Aside from the 400-series highways, Toronto also has a series of municipal expressways. Along the south end of Toronto along Lake Ontario and through downtown lies the F.G. Gardiner Expressway, an elevated expressway providing direct access to downtown Toronto. This runs into the Don Valley Parkway at the east end of downtown which goes north back to the 401. Continuing along the Gardiner past Don Valley, the expressway ends and forms into Lakeshore Boulevard which curves up (via Woodbine Avenue to join Kingston Road. Kingston Rd. runs along Lake Ontario through Scarborough up to expressway Highway 2A which runs back into the 401 in Pickering east of Toronto. Going up Don Valley to the 401 then east through Scarborough is another way to get through the “missing link” area of East Toronto. Highway 427 connects the Gardiner Expressway, in the southwest, to the 401 in the northwest. The 401/427 area is where Pearson International Airport is located. Accessible from the 427 from the south or the 409 (a link expressway from 401 to Pearson) from the east. Keep an eye on the signs for the small road network within Pearson, it gets confusing.

So the 401 to the north, 427 to the west, Don Valley Parkway to the east and the F.G. Gardiner Expressway to the south forms a box around the main city of Toronto.

Suburban Expressways

Further out from the city, there are other freeways. Continuing past the 427 on the F.G. Gardiner (or the Gardiner as it’s locally known), the road turns into the Queen Elizabeth Way ( QEW) which skirts along the south of Mississauga to Fort Erie. Hamilton and Niagara Falls are accessible via highways 403 and 405 which are accessible from the QEW. Moving north along 427 past the Airport, 427 ends at Zenway Blvd.

East along the 401 past 2A in Pickering, the 401 goes through Ajax and Oshawa before leaving the Greater Toronto Area (GTA). The 401 going west past the 427 travels through Mississauga past the 403/410 interchange and then out of Mississauga past the 407 interchange and out of the GTA on its way to London.

South of the 401 is the 403 through Mississauga and north of 401 is the 410 going to Brampton.
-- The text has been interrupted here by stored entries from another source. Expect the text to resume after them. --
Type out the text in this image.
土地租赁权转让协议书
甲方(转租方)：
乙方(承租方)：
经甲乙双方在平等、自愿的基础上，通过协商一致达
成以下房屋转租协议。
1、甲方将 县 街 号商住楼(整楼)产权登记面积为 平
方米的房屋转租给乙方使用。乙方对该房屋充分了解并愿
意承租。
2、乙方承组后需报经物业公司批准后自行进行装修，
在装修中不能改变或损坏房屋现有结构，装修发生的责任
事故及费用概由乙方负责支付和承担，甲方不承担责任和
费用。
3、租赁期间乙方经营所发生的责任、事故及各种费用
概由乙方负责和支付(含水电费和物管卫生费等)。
Between Don Valley and the 427 lie two more north-south expressways. The W.R. Allen expressway is a small expressway extending from the 401 south to Eglinton Avenue, a major east-west artery. Also, there is the 400 which goes from the 401 north to the Vaughan/Richmond Hill area and out of the GTA north to Barrie and cottage country.

Travelling north on the Don Valley Parkway past the 401, it turns into Highway 404 going north to Markham and Newmarket.

Toll Highway 407 ETR

The 407 Express Toll Route is the only toll highway in Ontario.  Visit the 407 ETR website for detailed information.

The entrances to the 407 ETR are marked with large blue overhead and / or roadside signs.  Alternatively, you can use highways 401, 403, and the QEW (Queen Elizabeth Way) which parallel the 407 ETR route at no charge

There are no toll booths, but overhead cameras are located at all on and off ramps.  The cameras electronically record the vehicle’s license plate.  The toll is then calculated automatically, and a bill is sent to the registered owner of the vehicle.  There is no other way to pay 407 tolls.

All Canadian provinces and most American states have reciprocal agreements regarding collection of toll charges.

If you are driving a rental car, the toll bill will be sent to the rental car company (the registered owner).  The rental company will then – per the terms of the rental agreement – charge an administration or processing fee, and bill the total amount to your credit card.  These fees can range from $10 to $60, and for a single trip the fee is often much larger than the toll itself.  Unless the rental car company has specified (preferably in writing) an administrative fee for 407 tolls that you consider reasonable, it's best to avoid the highway altogether.